Robert L. Stewart
rl_stewart at highstream.net
Tue Oct 14 10:23:24 CDT 2003
John,
The "longest" string is the full size of the column.
Here is a function that will do it on the fly. You would
pass the full column width, i.e. 15 as the intWidth.
Function PadLeft(strText As String, intWidth As Integer, _
Optional strPad As String = " ") As String
' Pad strText on the left, so the whole output is
' at least intWidth characters.
' If strText is longer than intWidth, just return strText.

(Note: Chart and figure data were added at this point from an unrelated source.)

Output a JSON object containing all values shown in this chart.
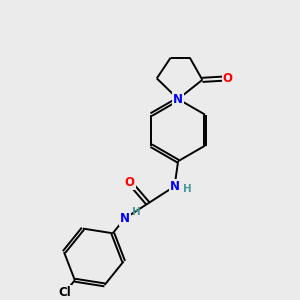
{
  "background_color": "#ebebeb",
  "bond_color": "#000000",
  "atom_colors": {
    "N": "#0000ff",
    "O": "#ff0000",
    "Cl": "#000000",
    "C": "#000000",
    "H": "#4a9999"
  },
  "figsize": [
    3.0,
    3.0
  ],
  "dpi": 100,
  "lw": 1.4,
  "fs": 8.5,
  "xlim": [
    0,
    10
  ],
  "ylim": [
    0,
    10
  ]
}
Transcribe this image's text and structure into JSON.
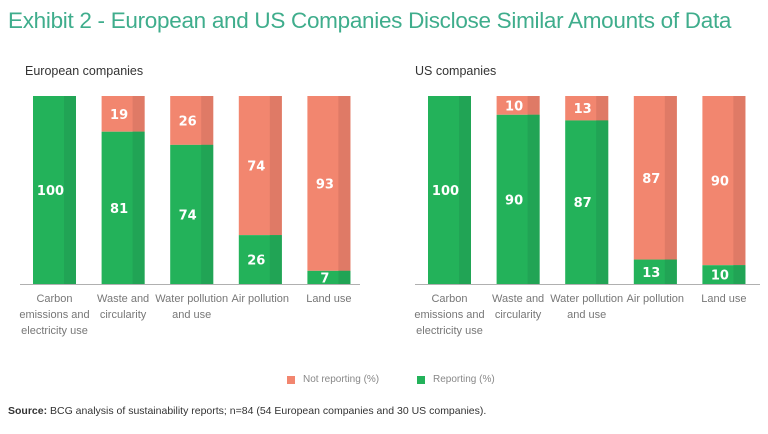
{
  "title": "Exhibit 2 - European and US Companies Disclose Similar Amounts of Data",
  "legend": {
    "not_reporting": "Not reporting (%)",
    "reporting": "Reporting (%)"
  },
  "colors": {
    "title": "#3fad8c",
    "reporting": "#23b25a",
    "reporting_shade": "#21a455",
    "not_reporting": "#f2866f",
    "not_reporting_shade": "#df7a66"
  },
  "source": {
    "label": "Source:",
    "text": " BCG analysis of sustainability reports; n=84 (54 European companies and 30 US companies)."
  },
  "chart_data": [
    {
      "type": "bar",
      "stacked": true,
      "title": "European companies",
      "categories": [
        "Carbon emissions and electricity use",
        "Waste and circularity",
        "Water pollution and use",
        "Air pollution",
        "Land use"
      ],
      "series": [
        {
          "name": "Reporting (%)",
          "values": [
            100,
            81,
            74,
            26,
            7
          ]
        },
        {
          "name": "Not reporting (%)",
          "values": [
            0,
            19,
            26,
            74,
            93
          ]
        }
      ],
      "ylim": [
        0,
        100
      ],
      "legend": "bottom-center",
      "grid": false
    },
    {
      "type": "bar",
      "stacked": true,
      "title": "US companies",
      "categories": [
        "Carbon emissions and electricity use",
        "Waste and circularity",
        "Water pollution and use",
        "Air pollution",
        "Land use"
      ],
      "series": [
        {
          "name": "Reporting (%)",
          "values": [
            100,
            90,
            87,
            13,
            10
          ]
        },
        {
          "name": "Not reporting (%)",
          "values": [
            0,
            10,
            13,
            87,
            90
          ]
        }
      ],
      "ylim": [
        0,
        100
      ],
      "legend": "bottom-center",
      "grid": false
    }
  ]
}
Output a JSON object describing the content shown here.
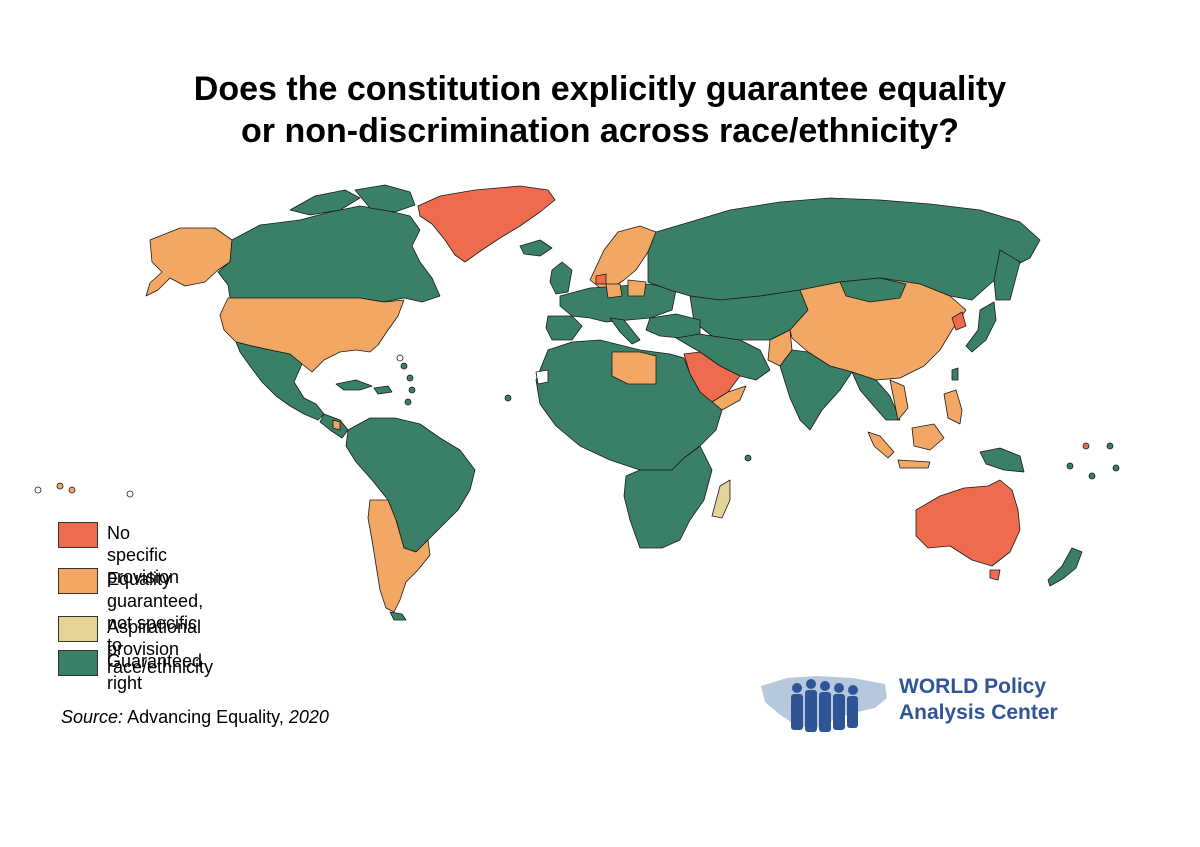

' If strPad is wider than one character, this code only takes
' the first character got padding.
' Parameters:
' strText:
' Input text
' intWidth:
' Minimum width of the output. If
' Len(strText) < intWidth, then the
' output will be exactly intWidth characters
' wide. The code will not truncate strText,
' no matter what.
' strPad (Optional, default is " "):
' string whose first character will
' be used to pad the output.
' Returns:
' Return Value:
' strText, possibly padded on the left with
' the first character of strPad.
' Example:
' PadLeft("Name", 10, ".") returns
' "......Name"
' PadLeft("Name", 10) returns
' " Name"
If Len(strText) > intWidth Then
PadLeft = strText
Else
PadLeft = Right$(String(intWidth, strPad) & _
strText, intWidth)
End If
End Function
Since I useBase36 for my numbering, I start my numbering
at 0000000000. Because everything is padded with 0, the
sorting is not an issue. I live with the performance hit
of a few milliseconds because I prefer this method.
One day, I suspect our SSNs will include letters and go to
a Base36 numbering like the license plates on our cars.
And it would be smart, which is why it will never happen
;-), if zip codes were done the same way.
I believe we agree, just saying it different ways. 8-)
Robert
At 02:59 PM 10/13/2003 -0500, you wrote:
>Date: Mon, 13 Oct 2003 12:19:14 -0500
>From: "John B." <john at winhaven.net>
>Subject: RE: [AccessD] Number vs text data type
>To: "Access Developers discussion and problem solving"
> <accessd at databaseadvisors.com>
>Message-ID: <NGBBLIECOMAKBPEDMKEJKEMDFCAA.john at winhaven.net>
>Content-Type: text/plain; charset="iso-8859-1"
>
>Yes, but then you have to find the longest string first and feed it to the
>format function and you have the issue of leading zeros or (whatever), etc.
>
>I realize there are many reasons to type a field one way or the other and
>there are always gray areas...
>therefore I'll revise my previous statement - its cleaner (and easier) to
>sort your data if you first properly type your data fields. In general use a
>number type for items that indicate a numeric value and a text type for
>items that just happen to include numbers.